Informations

My name is Stéphane Guedon, and I am living in Aarhus, Denmark.

You can download my key here, or on the keyservers.

It is a 4096 bits RSA key created the 3 th of march 2015 with this fingerprint:

F6B2 DCE3 B6F6 A972 FF3A 1C9B 2041 3A8E 7F36 CE55

The original markdown file of this document is available here (just miss the extension), and it is signed.

In case of any doubt, it is the French version of this document that makes law. This version is valid from the day of publication until I publish a new one.

Keysigning

I sign your key, you sign mine (after checking each other ID) and everybody is happy in a brave new world.

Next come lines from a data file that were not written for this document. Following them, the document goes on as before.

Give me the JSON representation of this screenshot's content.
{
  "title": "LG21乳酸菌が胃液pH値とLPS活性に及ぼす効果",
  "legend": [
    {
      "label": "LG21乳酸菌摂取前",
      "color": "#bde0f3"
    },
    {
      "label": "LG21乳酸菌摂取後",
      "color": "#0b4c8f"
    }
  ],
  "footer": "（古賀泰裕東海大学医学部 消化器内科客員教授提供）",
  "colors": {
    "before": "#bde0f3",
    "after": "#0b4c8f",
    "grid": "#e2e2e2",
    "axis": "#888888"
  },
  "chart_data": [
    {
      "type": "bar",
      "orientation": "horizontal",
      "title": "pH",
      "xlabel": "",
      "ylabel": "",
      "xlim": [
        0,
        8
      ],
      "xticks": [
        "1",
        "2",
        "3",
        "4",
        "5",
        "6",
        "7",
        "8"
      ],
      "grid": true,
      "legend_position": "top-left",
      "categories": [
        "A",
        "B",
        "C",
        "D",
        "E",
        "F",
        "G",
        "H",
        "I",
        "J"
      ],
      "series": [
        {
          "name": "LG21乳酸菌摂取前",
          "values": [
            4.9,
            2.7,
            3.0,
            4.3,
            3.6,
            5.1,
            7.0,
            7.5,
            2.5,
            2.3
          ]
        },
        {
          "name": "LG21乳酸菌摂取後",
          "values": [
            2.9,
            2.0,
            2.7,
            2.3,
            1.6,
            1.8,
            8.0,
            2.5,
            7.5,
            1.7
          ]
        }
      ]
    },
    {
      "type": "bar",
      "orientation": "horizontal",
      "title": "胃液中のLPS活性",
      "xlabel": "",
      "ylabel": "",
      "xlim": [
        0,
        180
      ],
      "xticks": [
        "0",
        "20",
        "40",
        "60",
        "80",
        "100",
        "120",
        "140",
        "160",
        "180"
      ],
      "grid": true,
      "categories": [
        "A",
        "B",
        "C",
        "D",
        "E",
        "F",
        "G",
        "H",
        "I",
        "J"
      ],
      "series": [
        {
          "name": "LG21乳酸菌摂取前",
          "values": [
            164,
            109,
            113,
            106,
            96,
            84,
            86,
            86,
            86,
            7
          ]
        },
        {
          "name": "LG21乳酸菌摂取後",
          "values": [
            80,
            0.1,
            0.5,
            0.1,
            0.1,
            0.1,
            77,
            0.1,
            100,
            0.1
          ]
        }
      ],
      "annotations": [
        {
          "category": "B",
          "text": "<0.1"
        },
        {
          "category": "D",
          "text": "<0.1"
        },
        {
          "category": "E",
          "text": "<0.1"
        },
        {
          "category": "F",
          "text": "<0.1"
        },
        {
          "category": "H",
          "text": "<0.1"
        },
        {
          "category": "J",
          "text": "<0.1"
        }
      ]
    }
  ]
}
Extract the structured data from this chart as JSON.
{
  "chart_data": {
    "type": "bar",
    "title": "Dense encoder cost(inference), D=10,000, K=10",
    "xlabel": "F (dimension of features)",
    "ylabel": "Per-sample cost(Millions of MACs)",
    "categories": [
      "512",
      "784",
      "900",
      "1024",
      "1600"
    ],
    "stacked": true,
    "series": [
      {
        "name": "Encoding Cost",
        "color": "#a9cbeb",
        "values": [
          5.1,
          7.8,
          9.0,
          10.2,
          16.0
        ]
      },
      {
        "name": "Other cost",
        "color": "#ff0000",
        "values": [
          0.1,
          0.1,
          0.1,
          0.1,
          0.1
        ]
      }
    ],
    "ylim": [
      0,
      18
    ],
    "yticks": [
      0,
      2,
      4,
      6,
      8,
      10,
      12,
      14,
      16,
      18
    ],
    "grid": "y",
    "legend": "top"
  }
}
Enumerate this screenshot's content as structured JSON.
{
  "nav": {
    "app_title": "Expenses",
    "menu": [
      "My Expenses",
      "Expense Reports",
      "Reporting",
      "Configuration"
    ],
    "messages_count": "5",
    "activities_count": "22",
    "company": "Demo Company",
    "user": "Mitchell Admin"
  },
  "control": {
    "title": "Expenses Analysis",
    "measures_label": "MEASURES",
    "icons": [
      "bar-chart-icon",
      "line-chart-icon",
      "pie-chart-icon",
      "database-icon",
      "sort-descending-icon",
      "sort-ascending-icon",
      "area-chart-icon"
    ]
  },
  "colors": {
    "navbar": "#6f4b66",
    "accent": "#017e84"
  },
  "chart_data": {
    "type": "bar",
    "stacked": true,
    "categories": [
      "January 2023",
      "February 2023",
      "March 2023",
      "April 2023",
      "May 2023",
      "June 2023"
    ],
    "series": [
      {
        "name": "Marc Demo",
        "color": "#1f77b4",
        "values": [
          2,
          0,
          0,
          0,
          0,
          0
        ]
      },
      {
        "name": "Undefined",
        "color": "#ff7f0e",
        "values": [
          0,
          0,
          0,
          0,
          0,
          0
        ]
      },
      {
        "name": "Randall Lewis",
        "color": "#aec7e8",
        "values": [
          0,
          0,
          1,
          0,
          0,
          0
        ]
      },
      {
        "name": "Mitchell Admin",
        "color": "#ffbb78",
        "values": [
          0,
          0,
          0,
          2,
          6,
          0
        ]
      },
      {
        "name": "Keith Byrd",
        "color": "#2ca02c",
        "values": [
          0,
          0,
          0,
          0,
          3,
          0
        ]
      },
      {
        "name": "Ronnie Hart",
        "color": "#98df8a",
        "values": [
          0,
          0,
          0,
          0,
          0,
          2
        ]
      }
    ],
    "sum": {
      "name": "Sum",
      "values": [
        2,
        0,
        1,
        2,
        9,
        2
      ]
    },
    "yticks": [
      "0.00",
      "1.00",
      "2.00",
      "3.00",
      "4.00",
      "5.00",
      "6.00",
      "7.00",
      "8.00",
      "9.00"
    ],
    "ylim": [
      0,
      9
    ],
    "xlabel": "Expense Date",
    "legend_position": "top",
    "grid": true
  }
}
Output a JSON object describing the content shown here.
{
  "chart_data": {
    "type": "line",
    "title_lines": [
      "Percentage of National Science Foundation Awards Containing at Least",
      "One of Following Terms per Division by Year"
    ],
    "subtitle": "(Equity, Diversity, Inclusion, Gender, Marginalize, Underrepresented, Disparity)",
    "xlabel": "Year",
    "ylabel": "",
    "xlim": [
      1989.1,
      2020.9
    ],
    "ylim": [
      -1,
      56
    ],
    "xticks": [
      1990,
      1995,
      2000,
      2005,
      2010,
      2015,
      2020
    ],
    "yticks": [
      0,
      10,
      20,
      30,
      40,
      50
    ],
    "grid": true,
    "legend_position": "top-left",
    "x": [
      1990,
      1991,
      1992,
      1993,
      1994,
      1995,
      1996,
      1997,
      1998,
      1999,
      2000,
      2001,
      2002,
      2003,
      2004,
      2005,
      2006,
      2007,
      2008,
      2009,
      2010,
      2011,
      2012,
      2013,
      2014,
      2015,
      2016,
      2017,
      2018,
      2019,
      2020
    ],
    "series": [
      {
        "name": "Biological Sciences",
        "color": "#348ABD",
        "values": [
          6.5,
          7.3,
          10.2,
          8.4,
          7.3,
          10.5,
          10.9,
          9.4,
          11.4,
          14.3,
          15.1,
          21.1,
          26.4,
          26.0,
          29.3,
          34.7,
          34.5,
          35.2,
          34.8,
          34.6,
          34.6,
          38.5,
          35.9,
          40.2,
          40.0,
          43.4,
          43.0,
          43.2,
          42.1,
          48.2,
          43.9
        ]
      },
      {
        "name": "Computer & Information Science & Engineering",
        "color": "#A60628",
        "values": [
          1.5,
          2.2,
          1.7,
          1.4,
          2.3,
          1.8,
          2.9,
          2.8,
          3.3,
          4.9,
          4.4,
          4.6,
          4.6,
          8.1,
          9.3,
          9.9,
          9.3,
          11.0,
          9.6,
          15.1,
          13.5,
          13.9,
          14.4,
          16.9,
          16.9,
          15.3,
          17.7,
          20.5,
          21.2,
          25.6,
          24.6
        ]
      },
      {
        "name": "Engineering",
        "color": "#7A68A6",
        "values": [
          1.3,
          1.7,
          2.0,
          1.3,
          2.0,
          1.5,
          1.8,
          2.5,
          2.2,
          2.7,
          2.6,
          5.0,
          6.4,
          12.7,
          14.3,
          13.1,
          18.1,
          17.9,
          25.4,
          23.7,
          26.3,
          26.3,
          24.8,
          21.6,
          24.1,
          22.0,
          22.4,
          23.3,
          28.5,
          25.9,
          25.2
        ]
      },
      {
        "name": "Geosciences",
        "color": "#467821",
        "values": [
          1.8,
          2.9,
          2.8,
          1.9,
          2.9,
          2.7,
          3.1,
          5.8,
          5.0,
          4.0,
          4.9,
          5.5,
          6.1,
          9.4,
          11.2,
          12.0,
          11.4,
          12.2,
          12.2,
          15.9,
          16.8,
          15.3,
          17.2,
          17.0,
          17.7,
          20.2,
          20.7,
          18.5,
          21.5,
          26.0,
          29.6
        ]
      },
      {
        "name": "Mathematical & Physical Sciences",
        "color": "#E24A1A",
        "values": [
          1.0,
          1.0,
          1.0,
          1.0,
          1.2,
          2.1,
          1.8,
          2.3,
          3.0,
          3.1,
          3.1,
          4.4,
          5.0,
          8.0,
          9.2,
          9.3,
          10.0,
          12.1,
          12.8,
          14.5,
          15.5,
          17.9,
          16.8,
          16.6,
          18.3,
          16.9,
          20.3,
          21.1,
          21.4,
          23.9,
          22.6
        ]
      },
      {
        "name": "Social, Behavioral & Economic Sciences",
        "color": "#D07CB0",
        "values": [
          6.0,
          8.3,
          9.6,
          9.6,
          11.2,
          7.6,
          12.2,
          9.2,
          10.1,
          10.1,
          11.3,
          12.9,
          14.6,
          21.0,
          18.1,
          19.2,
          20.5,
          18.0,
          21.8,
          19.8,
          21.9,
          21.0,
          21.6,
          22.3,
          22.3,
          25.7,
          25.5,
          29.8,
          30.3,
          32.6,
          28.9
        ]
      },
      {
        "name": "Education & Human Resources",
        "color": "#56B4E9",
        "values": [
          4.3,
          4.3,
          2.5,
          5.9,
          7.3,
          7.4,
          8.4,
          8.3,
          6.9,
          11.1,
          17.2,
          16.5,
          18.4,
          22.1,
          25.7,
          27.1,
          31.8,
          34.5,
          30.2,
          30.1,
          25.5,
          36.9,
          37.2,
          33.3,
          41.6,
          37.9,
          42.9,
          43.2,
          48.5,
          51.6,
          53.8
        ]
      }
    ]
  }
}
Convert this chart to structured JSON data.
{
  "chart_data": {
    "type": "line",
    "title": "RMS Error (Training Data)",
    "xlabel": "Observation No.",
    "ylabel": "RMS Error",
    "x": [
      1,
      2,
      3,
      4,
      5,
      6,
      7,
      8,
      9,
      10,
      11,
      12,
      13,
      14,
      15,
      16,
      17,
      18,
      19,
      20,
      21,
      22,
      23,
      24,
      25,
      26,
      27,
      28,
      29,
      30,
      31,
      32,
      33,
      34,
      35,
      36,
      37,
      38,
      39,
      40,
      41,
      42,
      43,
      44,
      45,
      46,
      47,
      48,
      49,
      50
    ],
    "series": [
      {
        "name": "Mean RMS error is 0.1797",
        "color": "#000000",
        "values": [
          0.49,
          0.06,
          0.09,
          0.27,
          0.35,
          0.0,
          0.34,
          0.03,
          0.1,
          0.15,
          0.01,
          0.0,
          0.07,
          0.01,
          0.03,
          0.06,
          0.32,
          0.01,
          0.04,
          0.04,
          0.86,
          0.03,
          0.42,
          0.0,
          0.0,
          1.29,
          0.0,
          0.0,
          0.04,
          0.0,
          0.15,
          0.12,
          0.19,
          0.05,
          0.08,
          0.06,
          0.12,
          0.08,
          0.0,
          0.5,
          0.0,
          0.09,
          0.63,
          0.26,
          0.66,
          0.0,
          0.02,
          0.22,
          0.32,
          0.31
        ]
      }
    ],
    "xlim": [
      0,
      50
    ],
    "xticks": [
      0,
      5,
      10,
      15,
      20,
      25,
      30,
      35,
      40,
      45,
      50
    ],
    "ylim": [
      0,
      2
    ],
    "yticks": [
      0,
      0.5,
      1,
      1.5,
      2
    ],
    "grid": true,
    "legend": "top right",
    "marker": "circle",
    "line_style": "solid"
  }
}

OK ?

My usual signature is «marginal trust». It is the trust granted on signing parties.

As I explain in this article, I think trust is more a matter of skills rather than ID checking.

None trust

You just created your first key and you ask me to sign it, or it is younger than six months and nobody has signed it yet ?

I will think you lack experience and sign with a none trust.

But if you ask me after a minimum period of three months, I will sign it again, with a marginal or total trust.

I will ask to meet you personally again, or in visual (for ID checking, through Firefox Hello for example).

Total trust

I sign with a total trust in those cases:

We know each other since the dawn of time

There, no problem. I know you and trust your skills.

This case is not possible currently. I write it for reasons of completeness.

The shared secret method

You ought to prove me your seriousness and ownership of the key.

I ask you to write me a mail to arrange a meeting. This mail has to contain all the keys you want me to sign. It must also be signed itself with one of those keys, and encrypted.

In the mail, you will reveal a secret that you will confirm during the meeting (that you will come dressed in green, or you love James Joyce, or…). I will do the same.

If you could not send me a secret in the mail, we can still agree on one during the meeting and you send me the mail later (signed and encrypted of course).

Signing policy

If you have a defined signing policy and I judged it correct.

If I don't judge it correct, you will then have a marginal trust, whatever the case.

Yes, I know. It's hard ! Life is life !

Proof of skills

If your key is older than one year with good characteristics and more than ten signatures. You can also have done a correct key transition and the previous key has more than ten signatures.

You have at least one document signed with the key on your website or elsewhere (github for instance…). A Keybase.io proof doesn't count.

These two conditions (key qualities and signed document) are both necessary.